В конце первой декады в лесу, северо-западней города Стрый, захвачена группа сотрудников белопольской военной разведки в тот момент, когда те закапывали три ящика с документацией 2-го (разведывательного) отдела белопольского генштаба. В числе этих документов нами получены сведения о белопольской агентуре на территории освобожденных западнобелорусских и западноукраинских областей, что позволит значительно облегчить ее розыск и ликвидацию.
В городе Белостоке задержан переодетый в штатское платье бывший белопольский ротмистр Вельчинский М. К., намеревавшийся совершить переход через границу, временно установленную на участке Ломжа — Белосток. При проведении обыска у последнего в доме был обнаружен большой подземный тайник. В нем изъято: патронов — 300 тысяч, гранат — 1357 штук и четыре ящика взрывателей к ним, пулеметов — 3 штуки, 40-мм зенитная пушка с полным боекомплектом. Склад предназначался для действовавшей в окрестностях города Белостока и в самом городе фашистской группы «Озон», пытавшейся объединить реакционное подполье для вооруженного выступления против частей Красной Армии, надеясь на помощь немецких войск. Работа по ликвидации группы «Озон» продолжается.
Наши потери незначительные. Ране...»
Астахов услышал, как скрипнула дверь, и поднял голову. На пороге стоял заместитель начальника управления Егупов.
— Позволишь? — пробасил он.
— Что вы спрашиваете, Иван Григорьевич? Садитесь. Чайку сейчас сделаем.
— Пишешь? Что, серьезное? — Егупов сел в кресло у стола.
— Да вам как раз и пишу.
— Ну, раз мне, давай прочту. Ничего-ничего, потом допишешь...
Начальник углубился в чтение бумаг. Астахов быстро перебрал в уме темы предстоящего разговора.

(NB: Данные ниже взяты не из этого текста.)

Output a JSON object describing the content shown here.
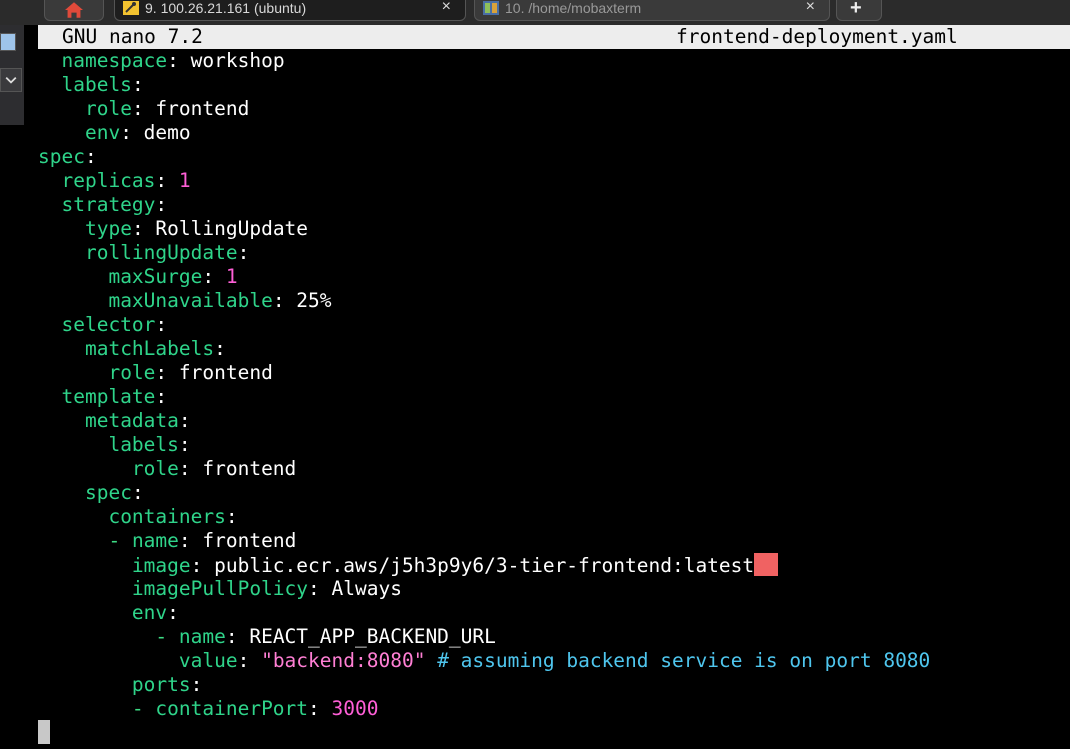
{
  "tabs": {
    "active": {
      "label": "9. 100.26.21.161 (ubuntu)"
    },
    "inactive": {
      "label": "10. /home/mobaxterm"
    },
    "close_glyph": "×",
    "new_tab_glyph": "+"
  },
  "titlebar": {
    "app": "GNU nano 7.2",
    "filename": "frontend-deployment.yaml"
  },
  "colors": {
    "key": "#2fd48a",
    "number": "#ff5fd7",
    "string": "#ff7fd4",
    "comment": "#4fc6ee",
    "cursor": "#f06262"
  },
  "lines": [
    [
      {
        "t": "  "
      },
      {
        "t": "namespace",
        "c": "k"
      },
      {
        "t": ": workshop"
      }
    ],
    [
      {
        "t": "  "
      },
      {
        "t": "labels",
        "c": "k"
      },
      {
        "t": ":"
      }
    ],
    [
      {
        "t": "    "
      },
      {
        "t": "role",
        "c": "k"
      },
      {
        "t": ": frontend"
      }
    ],
    [
      {
        "t": "    "
      },
      {
        "t": "env",
        "c": "k"
      },
      {
        "t": ": demo"
      }
    ],
    [
      {
        "t": "spec",
        "c": "k"
      },
      {
        "t": ":"
      }
    ],
    [
      {
        "t": "  "
      },
      {
        "t": "replicas",
        "c": "k"
      },
      {
        "t": ": "
      },
      {
        "t": "1",
        "c": "n"
      }
    ],
    [
      {
        "t": "  "
      },
      {
        "t": "strategy",
        "c": "k"
      },
      {
        "t": ":"
      }
    ],
    [
      {
        "t": "    "
      },
      {
        "t": "type",
        "c": "k"
      },
      {
        "t": ": RollingUpdate"
      }
    ],
    [
      {
        "t": "    "
      },
      {
        "t": "rollingUpdate",
        "c": "k"
      },
      {
        "t": ":"
      }
    ],
    [
      {
        "t": "      "
      },
      {
        "t": "maxSurge",
        "c": "k"
      },
      {
        "t": ": "
      },
      {
        "t": "1",
        "c": "n"
      }
    ],
    [
      {
        "t": "      "
      },
      {
        "t": "maxUnavailable",
        "c": "k"
      },
      {
        "t": ": 25%"
      }
    ],
    [
      {
        "t": "  "
      },
      {
        "t": "selector",
        "c": "k"
      },
      {
        "t": ":"
      }
    ],
    [
      {
        "t": "    "
      },
      {
        "t": "matchLabels",
        "c": "k"
      },
      {
        "t": ":"
      }
    ],
    [
      {
        "t": "      "
      },
      {
        "t": "role",
        "c": "k"
      },
      {
        "t": ": frontend"
      }
    ],
    [
      {
        "t": "  "
      },
      {
        "t": "template",
        "c": "k"
      },
      {
        "t": ":"
      }
    ],
    [
      {
        "t": "    "
      },
      {
        "t": "metadata",
        "c": "k"
      },
      {
        "t": ":"
      }
    ],
    [
      {
        "t": "      "
      },
      {
        "t": "labels",
        "c": "k"
      },
      {
        "t": ":"
      }
    ],
    [
      {
        "t": "        "
      },
      {
        "t": "role",
        "c": "k"
      },
      {
        "t": ": frontend"
      }
    ],
    [
      {
        "t": "    "
      },
      {
        "t": "spec",
        "c": "k"
      },
      {
        "t": ":"
      }
    ],
    [
      {
        "t": "      "
      },
      {
        "t": "containers",
        "c": "k"
      },
      {
        "t": ":"
      }
    ],
    [
      {
        "t": "      "
      },
      {
        "t": "- ",
        "c": "d"
      },
      {
        "t": "name",
        "c": "k"
      },
      {
        "t": ": frontend"
      }
    ],
    [
      {
        "t": "        "
      },
      {
        "t": "image",
        "c": "k"
      },
      {
        "t": ": public.ecr.aws/j5h3p9y6/3-tier-frontend:latest"
      },
      {
        "t": "",
        "c": "cursor"
      }
    ],
    [
      {
        "t": "        "
      },
      {
        "t": "imagePullPolicy",
        "c": "k"
      },
      {
        "t": ": Always"
      }
    ],
    [
      {
        "t": "        "
      },
      {
        "t": "env",
        "c": "k"
      },
      {
        "t": ":"
      }
    ],
    [
      {
        "t": "          "
      },
      {
        "t": "- ",
        "c": "d"
      },
      {
        "t": "name",
        "c": "k"
      },
      {
        "t": ": REACT_APP_BACKEND_URL"
      }
    ],
    [
      {
        "t": "            "
      },
      {
        "t": "value",
        "c": "k"
      },
      {
        "t": ": "
      },
      {
        "t": "\"backend:8080\"",
        "c": "s"
      },
      {
        "t": " "
      },
      {
        "t": "# assuming backend service is on port 8080",
        "c": "c"
      }
    ],
    [
      {
        "t": "        "
      },
      {
        "t": "ports",
        "c": "k"
      },
      {
        "t": ":"
      }
    ],
    [
      {
        "t": "        "
      },
      {
        "t": "- ",
        "c": "d"
      },
      {
        "t": "containerPort",
        "c": "k"
      },
      {
        "t": ": "
      },
      {
        "t": "3000",
        "c": "n"
      }
    ]
  ]
}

— Это все ладно, — одобрительно сказал Иван Григорьевич, возвращая неоконченную сводку. — Как рука? Рана не беспокоит?
— Спасибо, все нормально.
— Хорошо, — протянул Егупов. — Что другие банды?
— «Круля» добили вчера. Прижали к реке, и те быстро кончили сопротивление. Остатки банды Вацлавского сдались. — Астахов взял папиросу, но курить не стал. — Об «Озоне» вы читали. Напряженность обстановки в районе спадает. Приграничная зона практически очищена от бандгрупп. Вот только эта болотная заноза!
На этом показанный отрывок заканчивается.